Both students and instructors should consult the frequently asked questions.  Please send any addition questions about this program to Andrew Irwin.

Important dates

  • August 20, 2025: Application opens for AARMS Advanced courses (applications will be accepted on a rolling basis)
  • September 20, 2025: Last deadline for students to join the class;

Registration

To register for an AARMS Advanced Course in Fall 2025 please contact the instructor directly.  Send a statement of interest to the instructor listed below indicating why you wish to take the class and listing previous courses relevant to the topic.

Dr. Jeannette Janssen
E-Mail: jeannette.c.m.janssen@gmail.com

Dr. Yorck Sommerhäuser
E-Mail: sommerh@mun.ca

 

 

Discrete Random Structures

Jeannette Janssens webDr. Jeannette Janssen, Dalhousie University

This course will cover basics of probability and stochastic processes, and then focus on areas where probability and combinatorics interact. Topics include: probabilistic method, stochastic graph models for complex networks, probabilistic algorithms. Probabilistic techniques include: expectation and concentration of random variables, stochastic processes, conditional expectation, Markov chains, martingales, branching processes. All of these concepts will be applied to random graphs and other discrete structures.

Representation Theory

Dr. Yorck Sommerhäuser (Memorial University)

A representation is the concrete realization of an abstract algebraic object by linear transformations of some vector space. If this vector space is finite-dimensional, these linear transformations can be expressed as matrices.

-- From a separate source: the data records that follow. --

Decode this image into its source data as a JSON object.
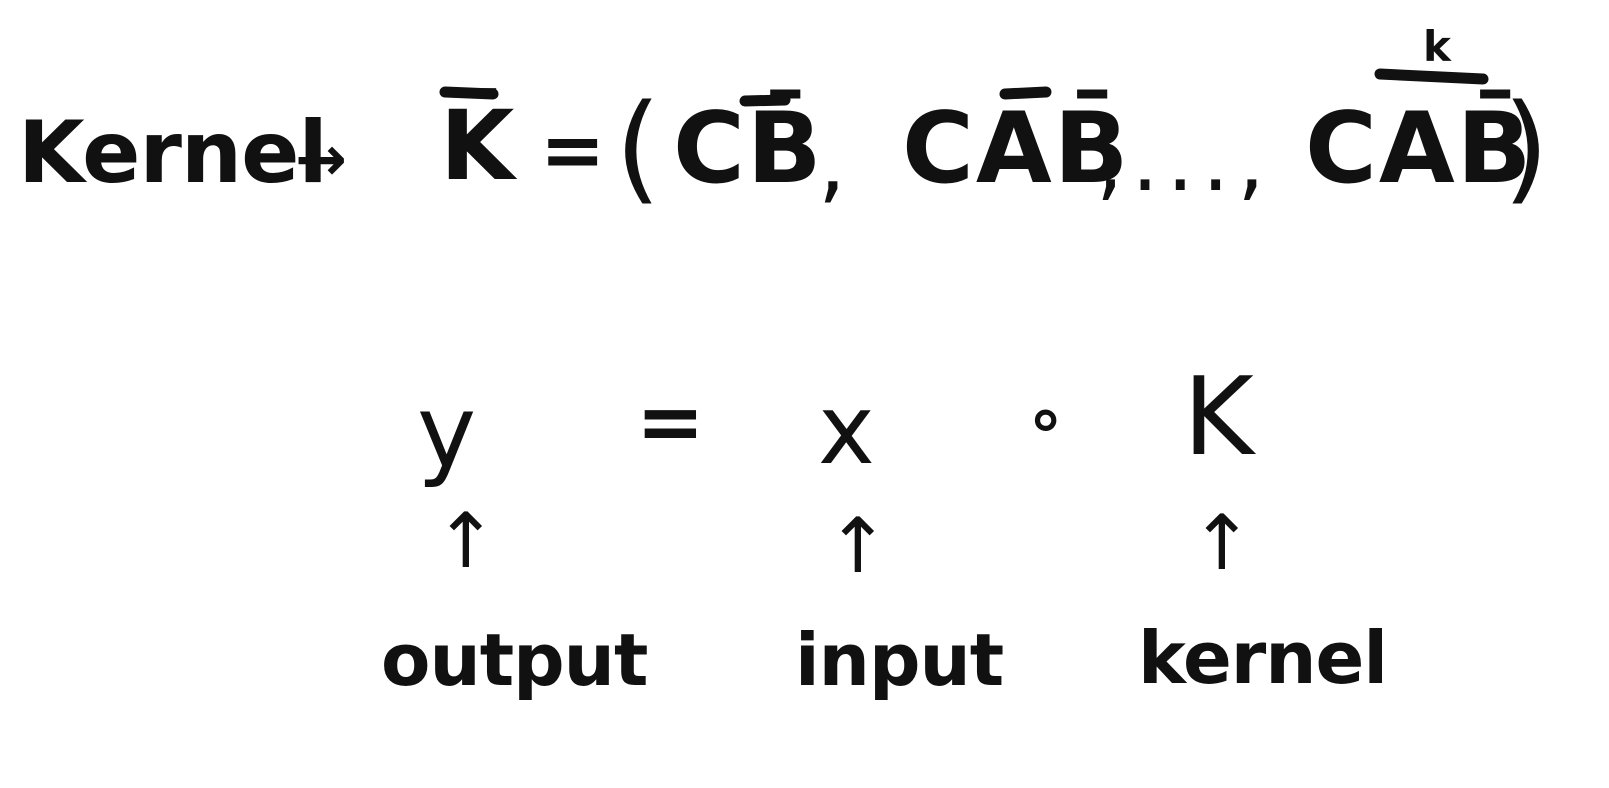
{
  "line1": {
    "word": "Kernel",
    "arrow": "→",
    "kbar": "K̄",
    "equals": "=",
    "open_paren": "(",
    "term1": "CB̄",
    "comma": ",",
    "term2": "CAB̄",
    "ellipsis": ",...,",
    "term3": "CAB̄",
    "superscript": "k",
    "close_paren": ")"
  },
  "line2": {
    "y": "y",
    "equals": "=",
    "x": "x",
    "conv": "∘",
    "k": "K"
  },
  "arrows": {
    "output_arrow": "↑",
    "input_arrow": "↑",
    "kernel_arrow": "↑"
  },
  "labels": {
    "output": "output",
    "input": "input",
    "kernel": "kernel"
  }
}
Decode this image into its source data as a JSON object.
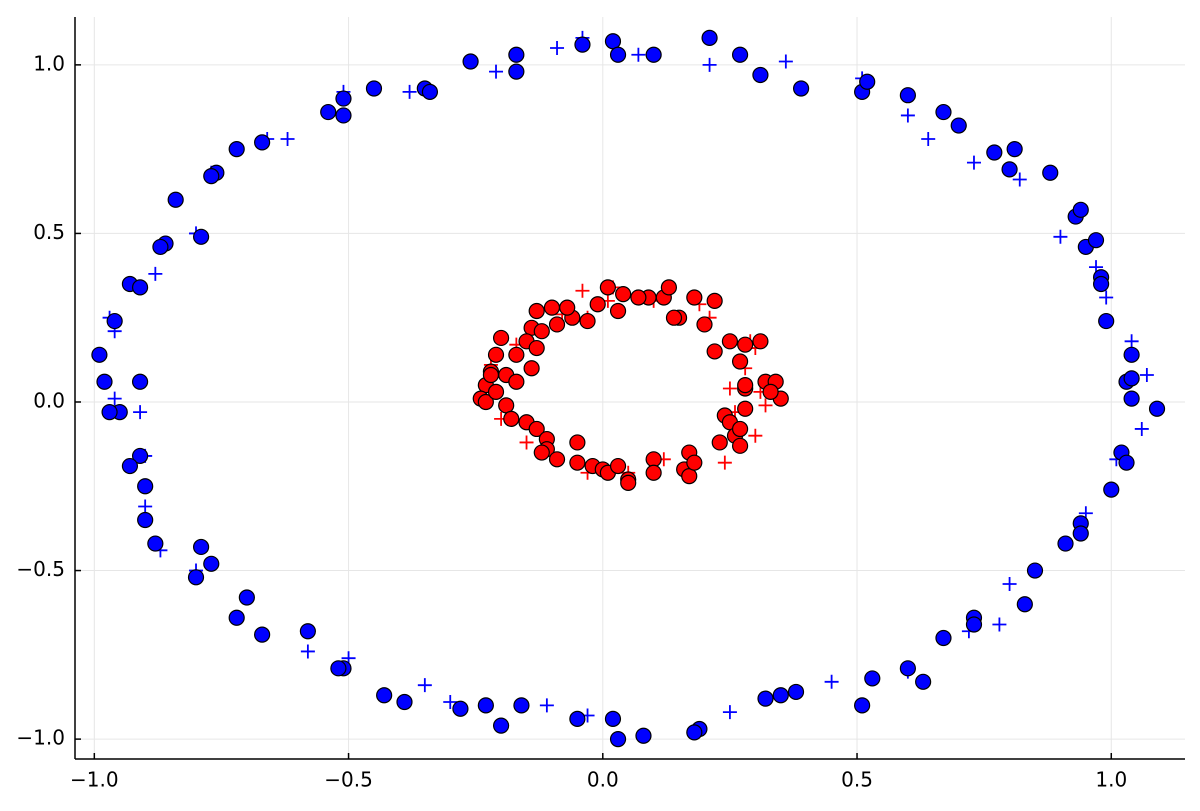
{
  "chart_data": {
    "type": "scatter",
    "xlim": [
      -1.038,
      1.145
    ],
    "ylim": [
      -1.059,
      1.142
    ],
    "xticks": [
      {
        "value": -1,
        "label": "−1.0"
      },
      {
        "value": -0.5,
        "label": "−0.5"
      },
      {
        "value": 0,
        "label": "0.0"
      },
      {
        "value": 0.5,
        "label": "0.5"
      },
      {
        "value": 1,
        "label": "1.0"
      }
    ],
    "yticks": [
      {
        "value": -1,
        "label": "−1.0"
      },
      {
        "value": -0.5,
        "label": "−0.5"
      },
      {
        "value": 0,
        "label": "0.0"
      },
      {
        "value": 0.5,
        "label": "0.5"
      },
      {
        "value": 1,
        "label": "1.0"
      }
    ],
    "grid": true,
    "series": [
      {
        "marker": "cross",
        "color": "#0000ff",
        "x": [
          -0.04,
          -0.21,
          -0.09,
          0.07,
          0.21,
          0.36,
          0.51,
          0.6,
          0.64,
          0.73,
          0.82,
          0.9,
          0.97,
          0.99,
          1.04,
          1.07,
          1.06,
          1.01,
          0.95,
          0.8,
          0.78,
          0.72,
          0.6,
          0.45,
          0.25,
          -0.03,
          -0.11,
          -0.3,
          -0.35,
          -0.5,
          -0.58,
          -0.8,
          -0.87,
          -0.9,
          -0.9,
          -0.91,
          -0.96,
          -0.96,
          -0.97,
          -0.88,
          -0.8,
          -0.77,
          -0.66,
          -0.62,
          -0.51,
          -0.38
        ],
        "values": [
          1.08,
          0.98,
          1.05,
          1.03,
          1.0,
          1.01,
          0.96,
          0.85,
          0.78,
          0.71,
          0.66,
          0.49,
          0.4,
          0.31,
          0.18,
          0.08,
          -0.08,
          -0.17,
          -0.33,
          -0.54,
          -0.66,
          -0.68,
          -0.8,
          -0.83,
          -0.92,
          -0.93,
          -0.9,
          -0.89,
          -0.84,
          -0.76,
          -0.74,
          -0.5,
          -0.44,
          -0.31,
          -0.16,
          -0.03,
          0.01,
          0.21,
          0.25,
          0.38,
          0.5,
          0.68,
          0.78,
          0.78,
          0.92,
          0.92
        ]
      },
      {
        "marker": "circle",
        "color": "#0000ff",
        "x": [
          -0.26,
          -0.17,
          -0.17,
          -0.04,
          0.02,
          0.03,
          0.1,
          0.21,
          0.27,
          0.31,
          0.39,
          0.51,
          0.52,
          0.6,
          0.67,
          0.7,
          0.77,
          0.81,
          0.8,
          0.88,
          0.93,
          0.94,
          0.95,
          0.97,
          0.98,
          0.98,
          0.99,
          1.04,
          1.03,
          1.04,
          1.04,
          1.09,
          1.02,
          1.03,
          1.0,
          0.91,
          0.94,
          0.94,
          0.85,
          0.83,
          0.73,
          0.73,
          0.67,
          0.63,
          0.6,
          0.53,
          0.51,
          0.38,
          0.35,
          0.32,
          0.19,
          0.18,
          0.08,
          0.03,
          0.02,
          -0.05,
          -0.16,
          -0.2,
          -0.23,
          -0.28,
          -0.39,
          -0.43,
          -0.51,
          -0.52,
          -0.58,
          -0.67,
          -0.7,
          -0.72,
          -0.77,
          -0.79,
          -0.8,
          -0.88,
          -0.9,
          -0.9,
          -0.91,
          -0.93,
          -0.91,
          -0.95,
          -0.97,
          -0.98,
          -0.99,
          -0.96,
          -0.93,
          -0.91,
          -0.86,
          -0.87,
          -0.84,
          -0.79,
          -0.76,
          -0.77,
          -0.72,
          -0.67,
          -0.54,
          -0.51,
          -0.51,
          -0.45,
          -0.35,
          -0.34
        ],
        "values": [
          1.01,
          1.03,
          0.98,
          1.06,
          1.07,
          1.03,
          1.03,
          1.08,
          1.03,
          0.97,
          0.93,
          0.92,
          0.95,
          0.91,
          0.86,
          0.82,
          0.74,
          0.75,
          0.69,
          0.68,
          0.55,
          0.57,
          0.46,
          0.48,
          0.37,
          0.35,
          0.24,
          0.14,
          0.06,
          0.07,
          0.01,
          -0.02,
          -0.15,
          -0.18,
          -0.26,
          -0.42,
          -0.36,
          -0.39,
          -0.5,
          -0.6,
          -0.64,
          -0.66,
          -0.7,
          -0.83,
          -0.79,
          -0.82,
          -0.9,
          -0.86,
          -0.87,
          -0.88,
          -0.97,
          -0.98,
          -0.99,
          -1.0,
          -0.94,
          -0.94,
          -0.9,
          -0.96,
          -0.9,
          -0.91,
          -0.89,
          -0.87,
          -0.79,
          -0.79,
          -0.68,
          -0.69,
          -0.58,
          -0.64,
          -0.48,
          -0.43,
          -0.52,
          -0.42,
          -0.25,
          -0.35,
          -0.16,
          -0.19,
          0.06,
          -0.03,
          -0.03,
          0.06,
          0.14,
          0.24,
          0.35,
          0.34,
          0.47,
          0.46,
          0.6,
          0.49,
          0.68,
          0.67,
          0.75,
          0.77,
          0.86,
          0.85,
          0.9,
          0.93,
          0.93,
          0.92
        ]
      },
      {
        "marker": "cross",
        "color": "#ff0000",
        "x": [
          -0.04,
          0.02,
          0.1,
          0.19,
          0.21,
          0.29,
          0.3,
          0.28,
          0.25,
          0.31,
          0.32,
          0.3,
          0.26,
          0.24,
          0.05,
          -0.03,
          -0.11,
          -0.15,
          -0.2,
          -0.23,
          -0.22,
          -0.17,
          -0.08,
          0.01,
          -0.03,
          0.12
        ],
        "values": [
          0.33,
          0.34,
          0.3,
          0.29,
          0.25,
          0.18,
          0.16,
          0.1,
          0.04,
          0.03,
          -0.01,
          -0.1,
          -0.03,
          -0.18,
          -0.21,
          -0.21,
          -0.12,
          -0.12,
          -0.05,
          0.02,
          0.11,
          0.17,
          0.26,
          0.3,
          0.25,
          -0.17
        ]
      },
      {
        "marker": "circle",
        "color": "#ff0000",
        "x": [
          -0.2,
          -0.21,
          -0.22,
          -0.23,
          -0.24,
          -0.23,
          -0.21,
          -0.19,
          -0.19,
          -0.18,
          -0.15,
          -0.13,
          -0.11,
          -0.11,
          -0.12,
          -0.09,
          -0.05,
          -0.05,
          -0.02,
          0.0,
          0.01,
          0.03,
          0.05,
          0.05,
          0.1,
          0.1,
          0.16,
          0.17,
          0.17,
          0.18,
          0.23,
          0.24,
          0.25,
          0.26,
          0.27,
          0.27,
          0.28,
          0.28,
          0.28,
          0.27,
          0.28,
          0.31,
          0.32,
          0.34,
          0.35,
          0.33,
          0.25,
          0.22,
          0.2,
          0.22,
          0.18,
          0.15,
          0.14,
          0.12,
          0.09,
          0.07,
          0.04,
          0.01,
          -0.01,
          0.03,
          -0.03,
          -0.06,
          -0.07,
          -0.1,
          -0.13,
          -0.14,
          -0.15,
          -0.13,
          -0.12,
          -0.09,
          -0.17,
          -0.14,
          -0.17,
          -0.22,
          0.13
        ],
        "values": [
          0.19,
          0.14,
          0.09,
          0.05,
          0.01,
          0.0,
          0.03,
          0.08,
          -0.01,
          -0.05,
          -0.06,
          -0.08,
          -0.11,
          -0.14,
          -0.15,
          -0.17,
          -0.12,
          -0.18,
          -0.19,
          -0.2,
          -0.21,
          -0.19,
          -0.23,
          -0.24,
          -0.17,
          -0.21,
          -0.2,
          -0.22,
          -0.15,
          -0.18,
          -0.12,
          -0.04,
          -0.06,
          -0.1,
          -0.13,
          -0.08,
          -0.02,
          0.04,
          0.05,
          0.12,
          0.17,
          0.18,
          0.06,
          0.06,
          0.01,
          0.03,
          0.18,
          0.15,
          0.23,
          0.3,
          0.31,
          0.25,
          0.25,
          0.31,
          0.31,
          0.31,
          0.32,
          0.34,
          0.29,
          0.27,
          0.24,
          0.25,
          0.28,
          0.28,
          0.27,
          0.22,
          0.18,
          0.16,
          0.21,
          0.23,
          0.14,
          0.1,
          0.06,
          0.08,
          0.34
        ]
      }
    ]
  }
}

Representations can be studied for many algebraic objects, such as groups, both finite and infinite, associative algebras, Lie algebras,
and many others. In this course, we will concentrate on finite-dimensional representations of finite groups, with special emphasis on the symmetric group. We will begin with developing the theory of group characters, where we in particular prove their orthogonality relations and explain the notion of a character table. We will then illustrate these concepts in the case of the symmetric group, whose representations will be constructed with the help of Young tableaux. We will then compute the characters of the symmetric group with the help of various character formulas, such as the Frobenius character formula.

The textbook for the course is “The Symmetric Group” by B. Sagan, published by Springer-Verlag in the Graduate Texts in Mathematics series. Prerequisites for the course are a basic knowledge of group theory and a good understanding of linear algebra. Concepts from multilinear algebra, such as tensor products and symmetric powers, will be needed only occasionally.